Feet were dashing down the staircase below as he left Nikolai’s flat, the old man’s voice ringing out behind him, ‘You don’t need an excuse to come and see me, you
know!’

Out in the street a small man in a blue coat had his back to him, opening the door of a Riley Pathfinder.

‘Mr Curran?’ Troy said.

The man turned, hands resting on the open door of the car. He was short, as short as Troy, in heavy, black-rimmed, thick-lensed spectacles. All the same, he was recognisable. The thin,
controlled version of Egg. Egg leaked and spilled. This man was contained.

Troy held up his warrant card.

‘Put it away, Commander. You may not know me, but I most certainly know you. Put it away and walk away. There is nothing you can discuss with me.’

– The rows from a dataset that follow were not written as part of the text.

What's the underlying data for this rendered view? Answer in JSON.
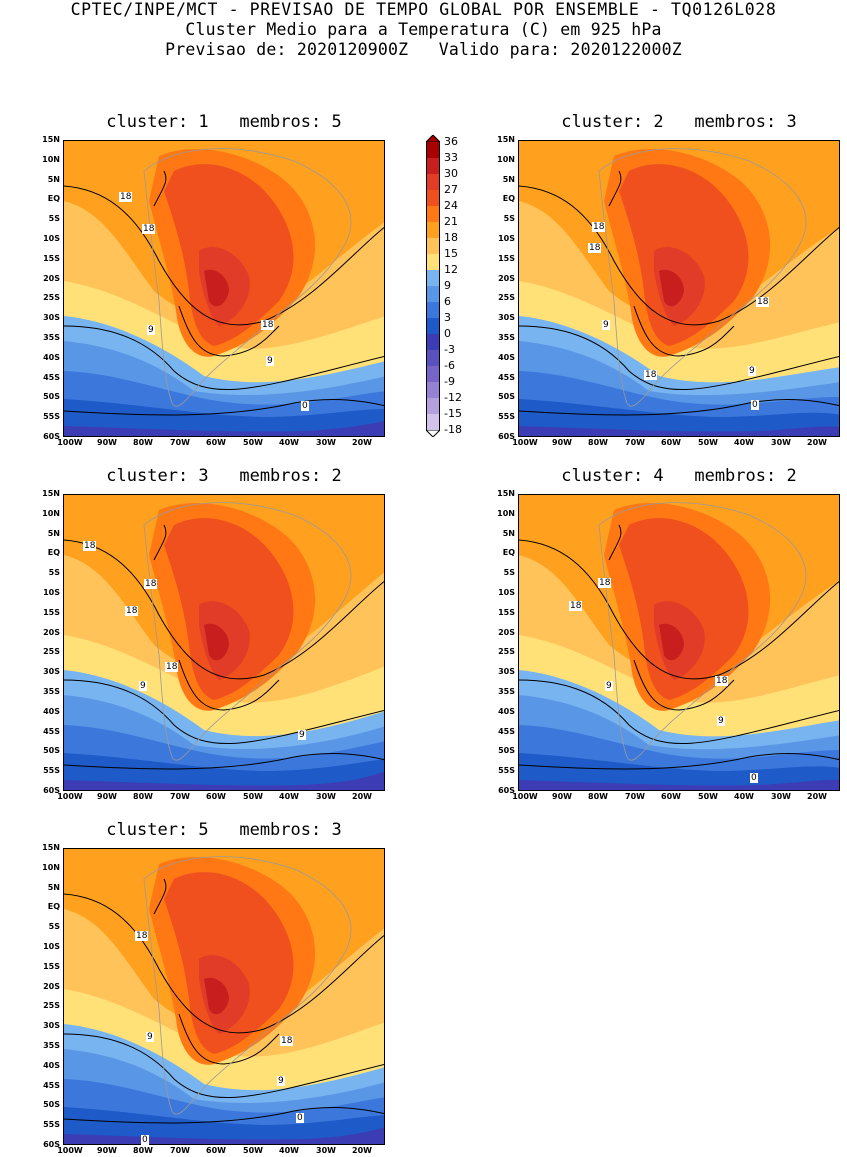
{
  "header": {
    "line1": "CPTEC/INPE/MCT - PREVISAO DE TEMPO GLOBAL POR ENSEMBLE - TQ0126L028",
    "line2": "Cluster Medio para a Temperatura (C) em 925 hPa",
    "line3": "Previsao de: 2020120900Z   Valido para: 2020122000Z"
  },
  "axes": {
    "lat_labels": [
      "15N",
      "10N",
      "5N",
      "EQ",
      "5S",
      "10S",
      "15S",
      "20S",
      "25S",
      "30S",
      "35S",
      "40S",
      "45S",
      "50S",
      "55S",
      "60S"
    ],
    "lon_labels": [
      "100W",
      "90W",
      "80W",
      "70W",
      "60W",
      "50W",
      "40W",
      "30W",
      "20W"
    ]
  },
  "colorbar": {
    "labels": [
      "36",
      "33",
      "30",
      "27",
      "24",
      "21",
      "18",
      "15",
      "12",
      "9",
      "6",
      "3",
      "0",
      "-3",
      "-6",
      "-9",
      "-12",
      "-15",
      "-18"
    ],
    "colors": [
      "#a80000",
      "#c81e1e",
      "#e03c28",
      "#f0501e",
      "#ff7814",
      "#ffa01e",
      "#ffc35a",
      "#ffe178",
      "#78b4f0",
      "#5a96e6",
      "#3c78dc",
      "#1e5ac8",
      "#3c3cb4",
      "#5a50be",
      "#7864c8",
      "#9682d2",
      "#b4a0dc",
      "#d2c3eb"
    ]
  },
  "panels": [
    {
      "title": "cluster: 1   membros: 5",
      "contour_labels": [
        "18",
        "18",
        "9",
        "18",
        "9",
        "0"
      ]
    },
    {
      "title": "cluster: 2   membros: 3",
      "contour_labels": [
        "18",
        "18",
        "18",
        "9",
        "18",
        "9",
        "0"
      ]
    },
    {
      "title": "cluster: 3   membros: 2",
      "contour_labels": [
        "18",
        "18",
        "18",
        "18",
        "9",
        "9"
      ]
    },
    {
      "title": "cluster: 4   membros: 2",
      "contour_labels": [
        "18",
        "18",
        "18",
        "9",
        "9",
        "0"
      ]
    },
    {
      "title": "cluster: 5   membros: 3",
      "contour_labels": [
        "18",
        "9",
        "18",
        "9",
        "0",
        "0"
      ]
    }
  ]
}
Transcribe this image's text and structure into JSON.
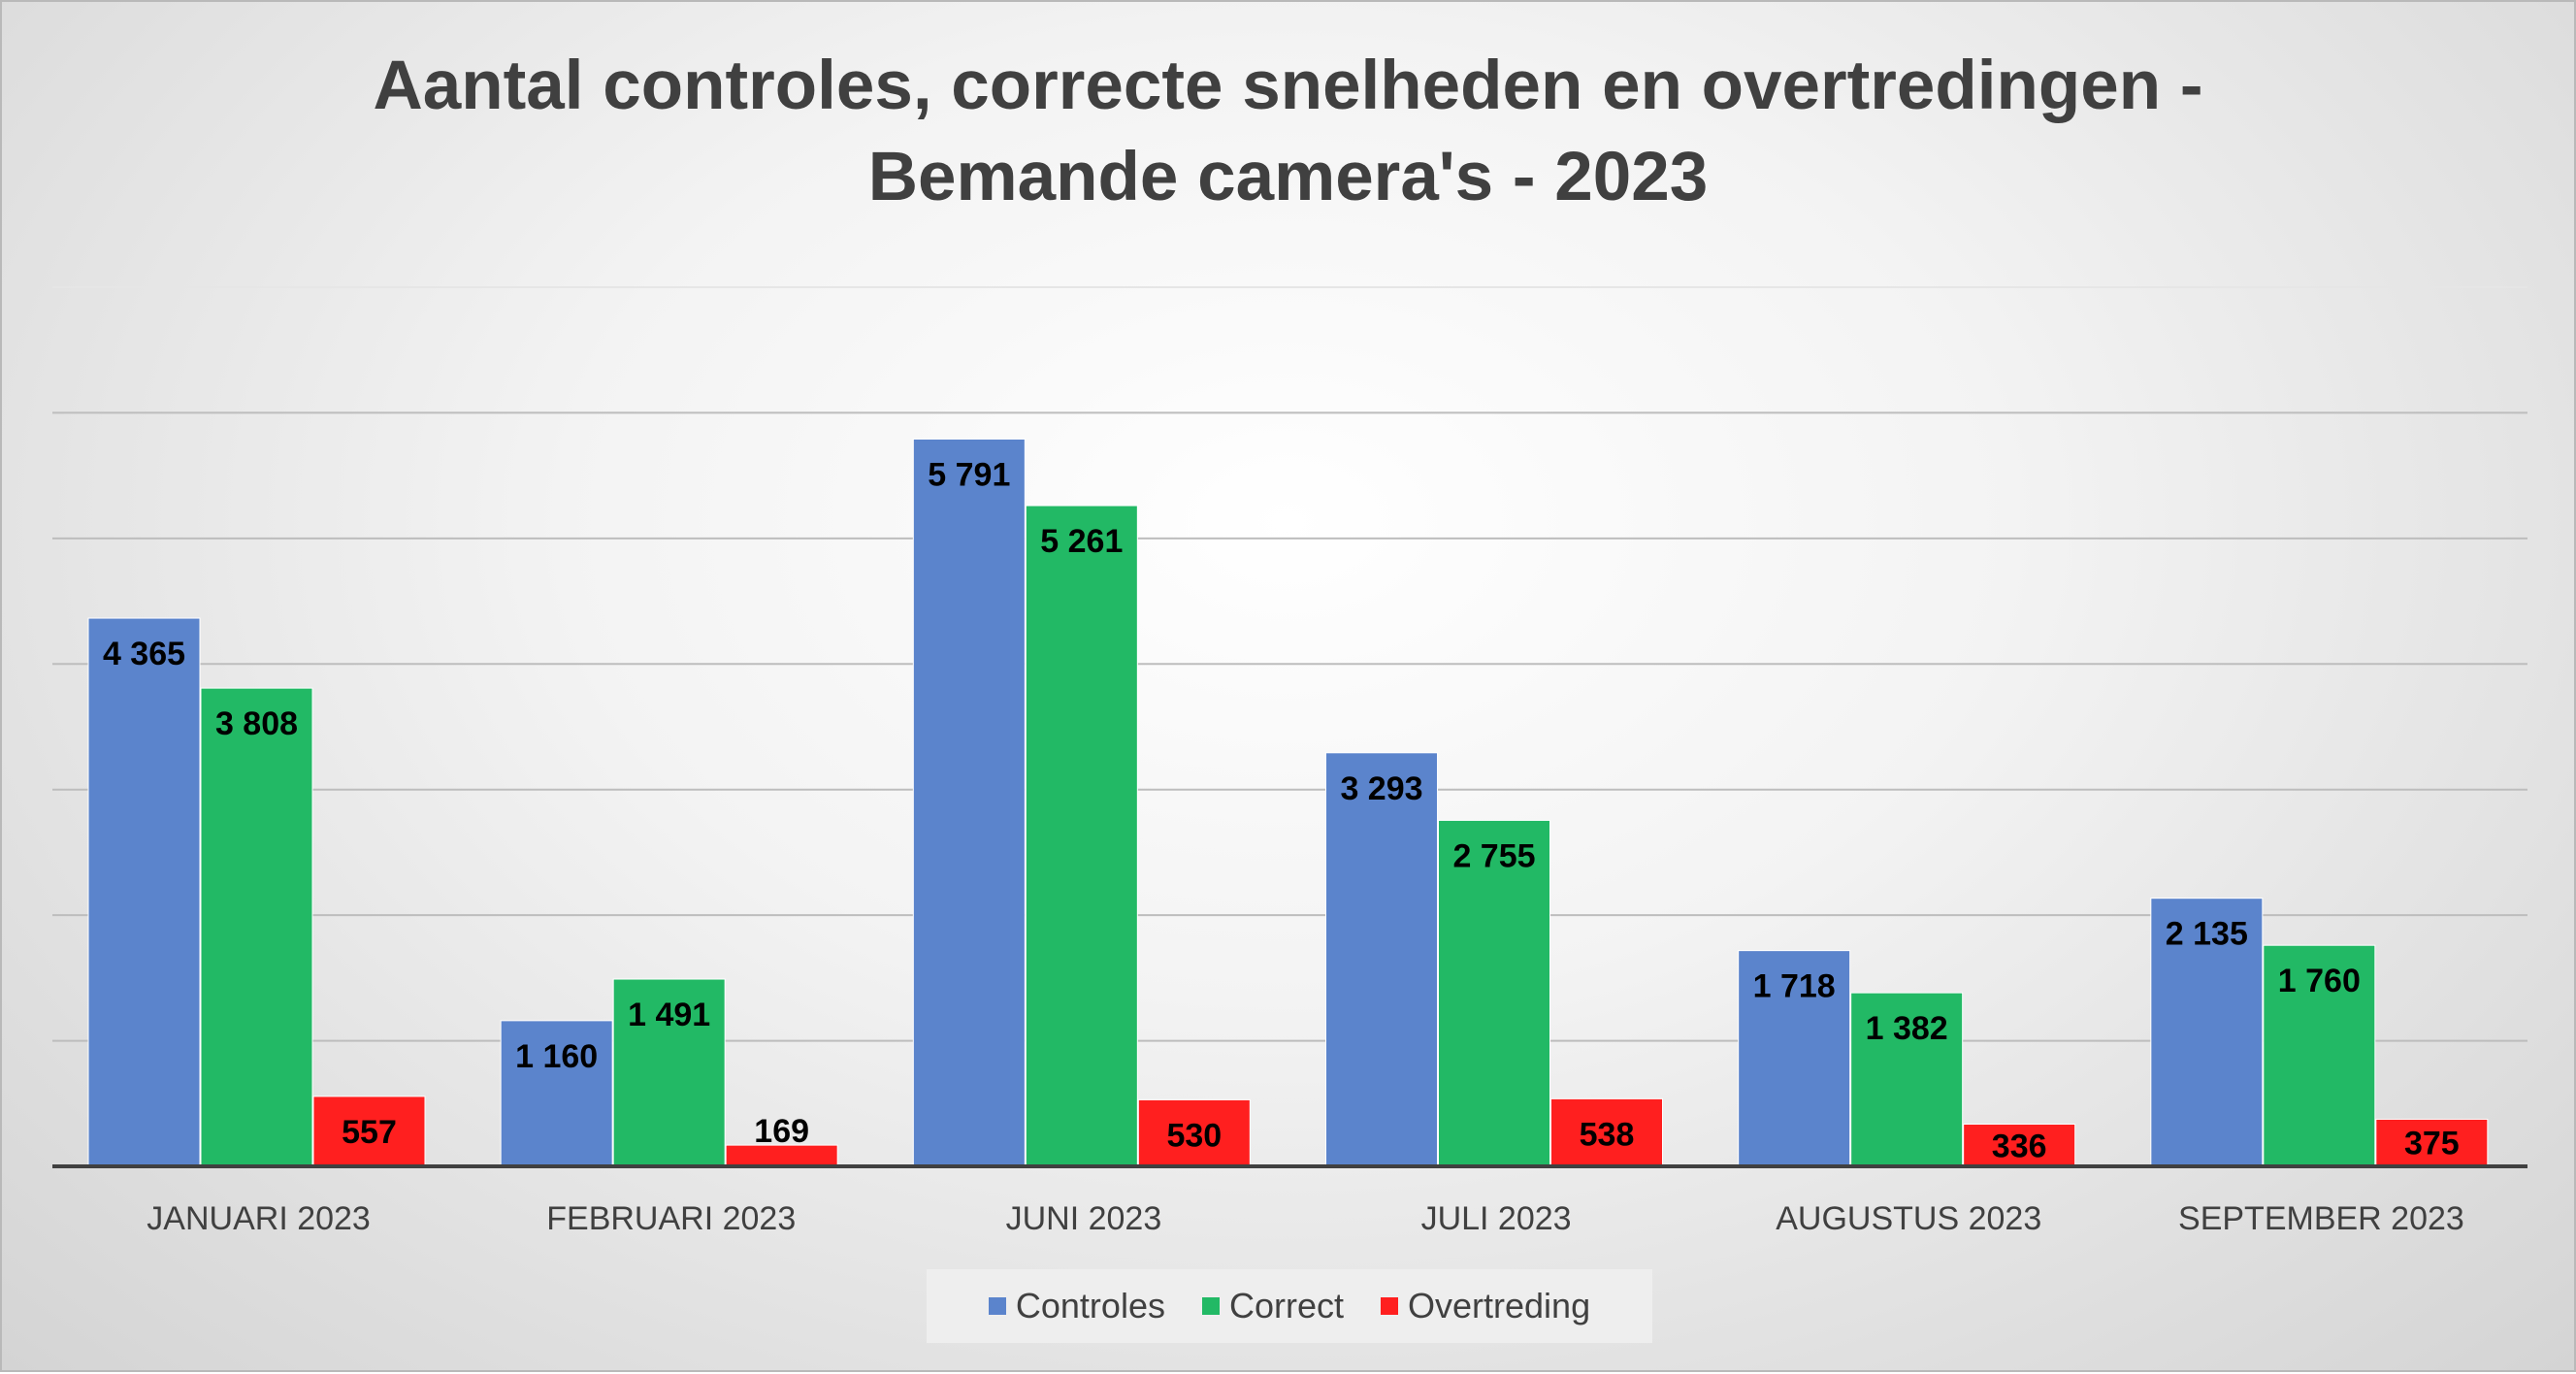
{
  "chart_data": {
    "type": "bar",
    "title_lines": [
      "Aantal controles, correcte snelheden en overtredingen -",
      "Bemande camera's - 2023"
    ],
    "categories": [
      "JANUARI 2023",
      "FEBRUARI 2023",
      "JUNI 2023",
      "JULI 2023",
      "AUGUSTUS 2023",
      "SEPTEMBER 2023"
    ],
    "series": [
      {
        "name": "Controles",
        "color": "#5b84cc",
        "values": [
          4365,
          1160,
          5791,
          3293,
          1718,
          2135
        ],
        "labels": [
          "4 365",
          "1 160",
          "5 791",
          "3 293",
          "1 718",
          "2 135"
        ]
      },
      {
        "name": "Correct",
        "color": "#22b965",
        "values": [
          3808,
          1491,
          5261,
          2755,
          1382,
          1760
        ],
        "labels": [
          "3 808",
          "1 491",
          "5 261",
          "2 755",
          "1 382",
          "1 760"
        ]
      },
      {
        "name": "Overtreding",
        "color": "#ff1f1f",
        "values": [
          557,
          169,
          530,
          538,
          336,
          375
        ],
        "labels": [
          "557",
          "169",
          "530",
          "538",
          "336",
          "375"
        ]
      }
    ],
    "ylim": [
      0,
      7000
    ],
    "grid": true,
    "legend_position": "bottom"
  }
}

His gaze was intense. Beyond the intimidation of words. He looked like a weasel. He did not act like one. He really did expect Troy to be stared down and walk away.

‘I have reason to believe you can help me with my enquiries.’

‘Why so formal? Why not just ask me who killed her? That is why you’re here, isn’t it? To expiate your own guilt by asking me who killed her?’

Troy kicked the car door shut on his hands. Curran moved quickly, but not quickly enough. One hand trapped in the gap, and held him by broken fingers. He screamed. Troy kept his foot against the
door and pressed slowly. Curran sank to the ground, almost suspended by his fingers.